– В свете апостольского учения о существенном единстве Христа – главы с Его Телом – Церковью становятся, в сущности, немыслимыми никакие рассуждения о каком-то наместничестве в Церкви. Об этом можно говорить лишь до тех пор, пока мы рассматриваем Церковь как земную, человеческую организацию, хотя и с небесными задачами… – перечёл Сергий последнюю фразу, написанную перед изоляцией и, поразмыслив несколько минут, дописал: –
Глава 6. Связной
– Ваши документы!
От этого требования душа всякий раз вздрагивала, и нервы становились струнно натянутыми в ожидании разоблачения, пока паспорт не возвращался обратно в карман.
– Каратаев Григорий Иванович…
Так звали его теперь. Это имя вернуло ему свободу, чтобы продолжать служение связным, столь нужное в условиях повальных арестов и разбросанности по далёким ссылкам высших иерархов.
А позади остались Соловки, Беломорканал, Архангельск… С Соловками пришлось проститься быстро, ибо в Тридцать первом году, знаменуя собой первую пятилетку, началась по приказу самого товарища Сталина великая стройка, а, вернее, очередное великое истребление людей. Беломоро-Балтийский канал имени Сталина… Здесь бывшие соловчане на себе узнали истину, что бездна дна не имеет, что хуже может быть всегда, даже если кажется, что хуже уже некуда.
На страшных Соловках жить приходилось в монастырских постройках, на совесть возведённых монахами былых веков, Беломорстрой предоставил рабам лишь продуваемые со всех сторон бараки. И не предоставил для строительства ни необходимой техники, ни денег, а лишь срок – за двадцать месяцев стотысячная трудовая армия голодных, измождённых людей должна была сквозь скальный грунт и мерзлоту, сквозь болота и валуны построить канал в двести двадцать шесть километров с девятнадцатью шлюзами.
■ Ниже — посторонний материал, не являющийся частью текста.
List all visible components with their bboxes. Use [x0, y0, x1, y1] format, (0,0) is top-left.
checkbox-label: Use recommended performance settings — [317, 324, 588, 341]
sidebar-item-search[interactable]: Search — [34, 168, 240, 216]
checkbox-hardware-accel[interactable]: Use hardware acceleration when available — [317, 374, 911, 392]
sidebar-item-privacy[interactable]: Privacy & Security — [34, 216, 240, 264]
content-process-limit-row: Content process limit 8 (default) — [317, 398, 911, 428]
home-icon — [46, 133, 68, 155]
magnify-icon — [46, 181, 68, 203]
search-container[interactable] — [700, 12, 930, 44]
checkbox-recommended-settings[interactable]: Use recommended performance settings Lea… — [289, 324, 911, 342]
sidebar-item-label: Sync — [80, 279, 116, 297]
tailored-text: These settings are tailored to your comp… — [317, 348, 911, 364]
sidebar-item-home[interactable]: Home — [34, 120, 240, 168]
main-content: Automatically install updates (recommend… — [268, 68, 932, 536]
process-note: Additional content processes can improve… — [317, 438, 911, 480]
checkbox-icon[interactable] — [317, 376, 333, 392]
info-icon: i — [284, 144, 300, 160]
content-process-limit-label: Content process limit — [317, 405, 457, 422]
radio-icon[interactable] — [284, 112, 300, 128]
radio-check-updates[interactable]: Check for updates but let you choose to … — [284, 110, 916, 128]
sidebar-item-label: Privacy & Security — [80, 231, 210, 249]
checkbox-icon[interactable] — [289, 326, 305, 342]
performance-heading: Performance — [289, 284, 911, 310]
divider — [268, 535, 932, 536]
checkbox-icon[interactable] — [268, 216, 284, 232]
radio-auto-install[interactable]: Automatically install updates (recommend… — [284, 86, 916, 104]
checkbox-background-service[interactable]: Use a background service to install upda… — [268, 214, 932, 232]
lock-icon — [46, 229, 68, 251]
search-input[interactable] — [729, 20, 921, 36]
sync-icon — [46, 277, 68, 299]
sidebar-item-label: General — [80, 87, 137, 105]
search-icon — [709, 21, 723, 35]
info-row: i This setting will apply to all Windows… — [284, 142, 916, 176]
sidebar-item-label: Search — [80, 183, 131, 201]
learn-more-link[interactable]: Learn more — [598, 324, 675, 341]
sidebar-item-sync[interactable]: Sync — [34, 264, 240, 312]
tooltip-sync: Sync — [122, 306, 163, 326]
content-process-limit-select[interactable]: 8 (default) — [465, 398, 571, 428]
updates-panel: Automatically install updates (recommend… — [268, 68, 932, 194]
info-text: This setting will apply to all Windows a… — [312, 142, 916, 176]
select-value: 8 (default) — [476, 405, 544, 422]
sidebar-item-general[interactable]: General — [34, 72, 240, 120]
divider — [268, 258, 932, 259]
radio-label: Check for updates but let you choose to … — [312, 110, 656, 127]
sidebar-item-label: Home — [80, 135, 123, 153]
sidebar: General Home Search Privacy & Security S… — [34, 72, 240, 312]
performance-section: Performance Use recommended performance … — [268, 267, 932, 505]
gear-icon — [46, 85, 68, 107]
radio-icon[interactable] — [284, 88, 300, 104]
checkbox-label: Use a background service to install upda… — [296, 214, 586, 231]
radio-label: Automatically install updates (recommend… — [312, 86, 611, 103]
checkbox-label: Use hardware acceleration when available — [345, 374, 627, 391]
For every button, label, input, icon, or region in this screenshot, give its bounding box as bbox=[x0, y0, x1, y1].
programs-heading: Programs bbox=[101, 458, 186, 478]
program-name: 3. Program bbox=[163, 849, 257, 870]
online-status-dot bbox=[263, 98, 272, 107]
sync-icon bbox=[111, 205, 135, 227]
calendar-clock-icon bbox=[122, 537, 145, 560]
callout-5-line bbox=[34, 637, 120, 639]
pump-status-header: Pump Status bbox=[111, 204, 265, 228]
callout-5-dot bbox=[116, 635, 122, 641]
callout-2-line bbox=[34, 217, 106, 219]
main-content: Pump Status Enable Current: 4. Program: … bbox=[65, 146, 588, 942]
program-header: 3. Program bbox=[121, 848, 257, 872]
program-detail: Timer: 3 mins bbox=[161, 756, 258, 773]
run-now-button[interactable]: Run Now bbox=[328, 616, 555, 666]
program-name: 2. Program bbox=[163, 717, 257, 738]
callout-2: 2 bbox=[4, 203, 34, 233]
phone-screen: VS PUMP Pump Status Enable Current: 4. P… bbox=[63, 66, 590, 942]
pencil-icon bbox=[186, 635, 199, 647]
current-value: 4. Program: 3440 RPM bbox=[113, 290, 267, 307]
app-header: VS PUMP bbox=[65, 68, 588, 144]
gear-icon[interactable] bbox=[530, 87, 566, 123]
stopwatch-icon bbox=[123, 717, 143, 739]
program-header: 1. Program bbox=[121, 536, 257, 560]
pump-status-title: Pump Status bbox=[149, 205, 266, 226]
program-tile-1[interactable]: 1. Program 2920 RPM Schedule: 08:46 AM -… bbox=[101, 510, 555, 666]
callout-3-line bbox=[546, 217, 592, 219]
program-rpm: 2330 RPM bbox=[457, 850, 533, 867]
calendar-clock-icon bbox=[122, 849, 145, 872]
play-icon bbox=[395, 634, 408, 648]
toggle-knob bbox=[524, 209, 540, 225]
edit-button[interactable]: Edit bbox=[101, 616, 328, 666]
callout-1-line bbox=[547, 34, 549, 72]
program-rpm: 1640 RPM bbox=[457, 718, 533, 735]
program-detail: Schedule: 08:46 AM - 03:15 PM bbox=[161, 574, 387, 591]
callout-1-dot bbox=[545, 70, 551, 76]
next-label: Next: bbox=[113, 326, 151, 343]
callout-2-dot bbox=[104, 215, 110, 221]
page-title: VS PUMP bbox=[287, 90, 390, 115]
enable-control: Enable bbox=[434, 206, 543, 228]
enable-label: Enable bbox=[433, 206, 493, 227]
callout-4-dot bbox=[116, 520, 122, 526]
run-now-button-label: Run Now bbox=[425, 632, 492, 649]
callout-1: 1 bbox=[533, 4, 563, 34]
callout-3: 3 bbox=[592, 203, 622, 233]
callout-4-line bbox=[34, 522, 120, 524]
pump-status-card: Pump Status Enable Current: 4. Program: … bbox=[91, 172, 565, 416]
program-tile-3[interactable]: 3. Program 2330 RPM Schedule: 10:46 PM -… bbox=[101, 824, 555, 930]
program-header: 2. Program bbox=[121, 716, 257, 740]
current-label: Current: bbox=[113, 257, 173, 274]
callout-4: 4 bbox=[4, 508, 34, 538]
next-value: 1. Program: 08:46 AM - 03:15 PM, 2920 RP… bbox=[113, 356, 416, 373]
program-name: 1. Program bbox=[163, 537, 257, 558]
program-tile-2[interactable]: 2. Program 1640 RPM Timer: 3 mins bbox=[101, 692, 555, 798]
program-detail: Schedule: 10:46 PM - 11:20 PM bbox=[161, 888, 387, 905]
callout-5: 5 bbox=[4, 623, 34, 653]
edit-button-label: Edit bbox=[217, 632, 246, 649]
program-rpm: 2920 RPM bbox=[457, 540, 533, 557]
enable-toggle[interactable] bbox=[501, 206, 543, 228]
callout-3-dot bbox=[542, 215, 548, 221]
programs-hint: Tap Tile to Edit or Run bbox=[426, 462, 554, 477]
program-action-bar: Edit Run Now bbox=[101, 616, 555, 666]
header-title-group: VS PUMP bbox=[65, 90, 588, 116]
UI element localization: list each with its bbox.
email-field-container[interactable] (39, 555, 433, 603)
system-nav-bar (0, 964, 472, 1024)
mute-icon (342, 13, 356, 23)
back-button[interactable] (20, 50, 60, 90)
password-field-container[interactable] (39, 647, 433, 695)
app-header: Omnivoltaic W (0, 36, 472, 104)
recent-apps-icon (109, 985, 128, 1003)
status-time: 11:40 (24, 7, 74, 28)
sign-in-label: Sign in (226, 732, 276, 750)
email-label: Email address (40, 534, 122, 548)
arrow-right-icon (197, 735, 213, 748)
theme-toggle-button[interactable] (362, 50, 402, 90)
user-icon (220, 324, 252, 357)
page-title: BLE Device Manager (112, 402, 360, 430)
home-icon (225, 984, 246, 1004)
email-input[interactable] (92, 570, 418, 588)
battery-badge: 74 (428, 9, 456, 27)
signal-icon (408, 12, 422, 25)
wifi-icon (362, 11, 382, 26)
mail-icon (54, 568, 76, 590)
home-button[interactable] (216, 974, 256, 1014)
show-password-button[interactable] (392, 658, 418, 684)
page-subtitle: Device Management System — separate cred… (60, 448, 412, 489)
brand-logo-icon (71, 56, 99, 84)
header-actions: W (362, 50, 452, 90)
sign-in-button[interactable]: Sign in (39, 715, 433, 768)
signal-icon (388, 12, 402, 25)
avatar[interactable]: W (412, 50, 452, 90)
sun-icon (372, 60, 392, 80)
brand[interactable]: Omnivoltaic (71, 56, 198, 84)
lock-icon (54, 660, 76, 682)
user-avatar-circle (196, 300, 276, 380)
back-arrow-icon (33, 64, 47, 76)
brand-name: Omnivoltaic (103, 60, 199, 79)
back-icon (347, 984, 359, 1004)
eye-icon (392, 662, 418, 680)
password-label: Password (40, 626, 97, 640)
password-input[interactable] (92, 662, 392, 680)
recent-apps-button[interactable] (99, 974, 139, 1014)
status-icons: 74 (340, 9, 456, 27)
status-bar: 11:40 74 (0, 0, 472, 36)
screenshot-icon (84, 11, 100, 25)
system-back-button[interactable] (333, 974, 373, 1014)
Для какой стратегической надобности нужен был этот канал, соединяющий Онегу с Белым морем? Что за адская спешка была, что не положили на то свыше несчастных двадцати месяцев? Указание самого товарища Сталина! То был первый опыт строительства полностью руками зэков. Самый дешёвый способ производства – использование рабского труда: до этого в ХХ веке додумались в государстве, провозгласившем свободу и равенство. Рабу не нужно давать технику, не нужно прилично кормить его и создавать другие условия, а только погонять палкой. Если раб умрёт – не беда, его место тотчас займёт другой. Потоки раскулаченных, «вредителей» и прочих «врагов» обеспечивали стабильный и даже избыточный приток дармовой рабсилы.
Рабсилу стали свозить в начале осени, когда не было ещё ни плана строительства, ни бараков – ничего. Басмачи в восточных халатах, студенты, эсперантисты, девушки в лёгких летних платьях, десятки тысяч крестьянских ребят, нарочно оторванных от отцов – кого только ни было среди прибывших! Инженеров, арестованных в Ташкенте и готовивших проект на Лубянке, на объект не вывозили, зато погоняли, чтобы быстрей, без проб грунта, без необходимых исследований давали план. И недоумевали погонщики, зачем вообще новый проект, когда есть – Волго-Донской…
Будущие лживые «летописцы» строительства были правдивы в одном: в том, что на строительстве многие зэки встретили старых знакомых. Кого только ни встретить было здесь! От видных представителей духовенства до светочей русской интеллигенции! Ещё недавно здесь отбывал наказание крупнейший русский мыслитель и тайный монах Алексей Фёдорович Лосев, получивший в 1930 году «червонец» за книгу «Диалектика мифа». Написание этого труда, а, главное, издание его в этом переломном году стало настоящим гражданским подвигом тридцатисемилетнего философа. Книга настолько возмутила партийное начальство, что удостоилась разгрома на очередном Съезде, в ходе которого лично Каганович бушевал, цитируя мнение Алексея Фёдоровича, что «диалектический материализм есть вопиющая нелепость». Вторил ему и драматург Киршон, верный шакал, натравливаемый на неугодных. Да и как было не гневаться товарищам, когда дерзкий потомок донских казаков, вышедший своим недюжинным умом в столичные профессора к тридцати годам, заявлял со страниц своего труда: «Пролетарские идеологи или ничем не отличаются от капиталистических гадов и шакалов или отличаются, но ещё им неизвестно, чем, собственно, они отличаются». На строительстве Беломора Лосев почти полностью потерял зрение. Благодаря ходатайству Пешковой, он, как и его жена, вместе с мужем принявшая тайный постриг за год до ареста и с ним приговорённая к пяти годам, были освобождены в 1932 году.